Already onstage while we enter the Bakehouse’s Studio theatre space, Lumb is smiling and grooving gently, playing some party tunes from behind a sound deck. As the lighting state shifts the performer presses play on Brittney Spears’ Work B*tch and moves to a bicycle on a trainer stand to pedal furiously into the interminable rotation of her days with a few impressive synchronized pelvic gyrations and arm movements. Pause music, spoken conversation with a toddler (“don’t put your toothbrush in the toilet” etc) and a zoom across the fourth wall into the audience to order coffee. Back to the stage and toddler - return to sprint up the raked seats and catch the take-away soy latte tossed from the bio box - return to the stage and manage toaster for family breakfast catering. The honest text here mentions life during Melbourne’s 263 days of lockdown, giving birth plus home-schooling, and the ever present shift*ckery of a struggling arts industry to contend with.
Lumb describes her ‘off-kilter’ feelings that many a mother/artist faces daily: love for both roles but lost in some in-between world of concern about being good enough at either and ‘what was I thinking’ moods. There is brutal, revealing honesty about judgement from others while the juggle of two full-time jobs is relentless. The internal monologue that circles in our heads (or did I say that out loud?) contrasts against actual conversations with others where you are described as ‘brave’ for getting on stage wearing that, or asked how long you might ‘keep going’ as if a used-by date is indelibly stamped on a woman’s body.
In this intimate space Lumb covers a big range of subjects, including domestic violence, in a gentle but truthful fashion while performing various and fabulous circus talents. The frenetic pace of the 45 minute work is a reflection of many peoples’ lives but captures the episodic nature of a working mothers’ existence in particular. I loved the line about pondering the “depths of dirty washing baskets and lost opportunities” as Lumb simultaneously navigated the contortions of fitting her body through a small metal hoop; some of the text was delivered at hilarious pauses in the execution of the movement and it was obvious that the audience was captivated and engaged.
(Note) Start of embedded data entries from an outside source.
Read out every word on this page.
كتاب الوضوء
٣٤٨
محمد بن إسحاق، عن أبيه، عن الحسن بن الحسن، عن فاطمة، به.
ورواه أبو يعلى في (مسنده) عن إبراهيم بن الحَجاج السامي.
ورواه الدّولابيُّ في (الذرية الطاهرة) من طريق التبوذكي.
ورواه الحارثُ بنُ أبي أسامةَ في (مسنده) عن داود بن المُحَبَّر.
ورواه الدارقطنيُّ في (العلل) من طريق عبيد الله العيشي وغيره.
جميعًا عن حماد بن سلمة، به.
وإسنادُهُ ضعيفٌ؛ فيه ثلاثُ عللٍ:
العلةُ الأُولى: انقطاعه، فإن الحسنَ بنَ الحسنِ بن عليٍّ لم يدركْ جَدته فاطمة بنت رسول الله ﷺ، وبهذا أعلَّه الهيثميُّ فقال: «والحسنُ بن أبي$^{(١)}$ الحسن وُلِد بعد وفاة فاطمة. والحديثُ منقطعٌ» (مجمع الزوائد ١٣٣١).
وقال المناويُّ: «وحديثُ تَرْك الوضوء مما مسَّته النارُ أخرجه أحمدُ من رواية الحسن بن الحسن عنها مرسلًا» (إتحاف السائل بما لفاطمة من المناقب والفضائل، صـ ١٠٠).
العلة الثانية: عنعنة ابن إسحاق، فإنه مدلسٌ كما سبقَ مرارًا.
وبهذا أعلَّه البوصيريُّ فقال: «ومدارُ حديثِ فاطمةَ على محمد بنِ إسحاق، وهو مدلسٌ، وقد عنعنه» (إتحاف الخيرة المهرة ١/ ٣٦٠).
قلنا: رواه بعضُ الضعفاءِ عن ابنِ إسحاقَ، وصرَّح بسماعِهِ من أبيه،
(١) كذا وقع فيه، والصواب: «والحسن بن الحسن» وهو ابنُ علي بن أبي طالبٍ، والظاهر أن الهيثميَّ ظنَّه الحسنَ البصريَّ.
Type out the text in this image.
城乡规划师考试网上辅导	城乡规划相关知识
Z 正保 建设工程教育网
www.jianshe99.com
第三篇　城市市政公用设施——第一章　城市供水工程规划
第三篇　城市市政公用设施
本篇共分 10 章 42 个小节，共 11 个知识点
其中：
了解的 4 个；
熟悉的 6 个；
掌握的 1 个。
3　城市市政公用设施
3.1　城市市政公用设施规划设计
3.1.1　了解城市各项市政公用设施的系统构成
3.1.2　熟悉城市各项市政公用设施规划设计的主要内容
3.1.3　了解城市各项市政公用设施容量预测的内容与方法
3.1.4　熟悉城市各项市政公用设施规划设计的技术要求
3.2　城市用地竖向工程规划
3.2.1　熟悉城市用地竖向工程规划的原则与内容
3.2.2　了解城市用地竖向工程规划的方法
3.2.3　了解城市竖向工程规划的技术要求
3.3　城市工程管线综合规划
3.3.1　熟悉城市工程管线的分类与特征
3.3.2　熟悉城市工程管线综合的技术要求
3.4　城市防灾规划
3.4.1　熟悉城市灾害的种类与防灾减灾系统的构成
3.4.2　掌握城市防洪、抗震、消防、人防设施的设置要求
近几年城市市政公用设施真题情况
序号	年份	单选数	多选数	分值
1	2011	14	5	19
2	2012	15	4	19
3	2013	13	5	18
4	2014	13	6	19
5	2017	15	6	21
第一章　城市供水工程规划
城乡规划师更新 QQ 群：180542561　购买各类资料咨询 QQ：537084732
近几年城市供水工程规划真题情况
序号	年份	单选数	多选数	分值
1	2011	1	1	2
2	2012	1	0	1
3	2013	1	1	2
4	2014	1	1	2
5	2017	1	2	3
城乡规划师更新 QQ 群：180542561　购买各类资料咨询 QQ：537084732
The rapid-fire bicycle/audience sprint/toddler chat/coffee collection/toast motif is repeated a number of times throughout the performance, each repeat more harrowed than the last. Spoken gems are scattered throughout, sometimes while there is an onstage costume change, describing life as Lumb knows it: “no sleep…. a hangover without the wine”, a woman’s “expiry date” and sailing into early middle age as a “plot twist but with better wine” and being able to “give zero f*cks”. There is a last magnificent hula hooping section adding more and more hoops just like our lives present extra to cope with, often when we want it the least, and the soundtrack? Stayin’ Alive of course.
This work deserves a wider audience and rests beautifully within the hybrid world of physical theatre and the evolution of theatrical circus. Go see it if Hard To Reach Places is anywhere near you.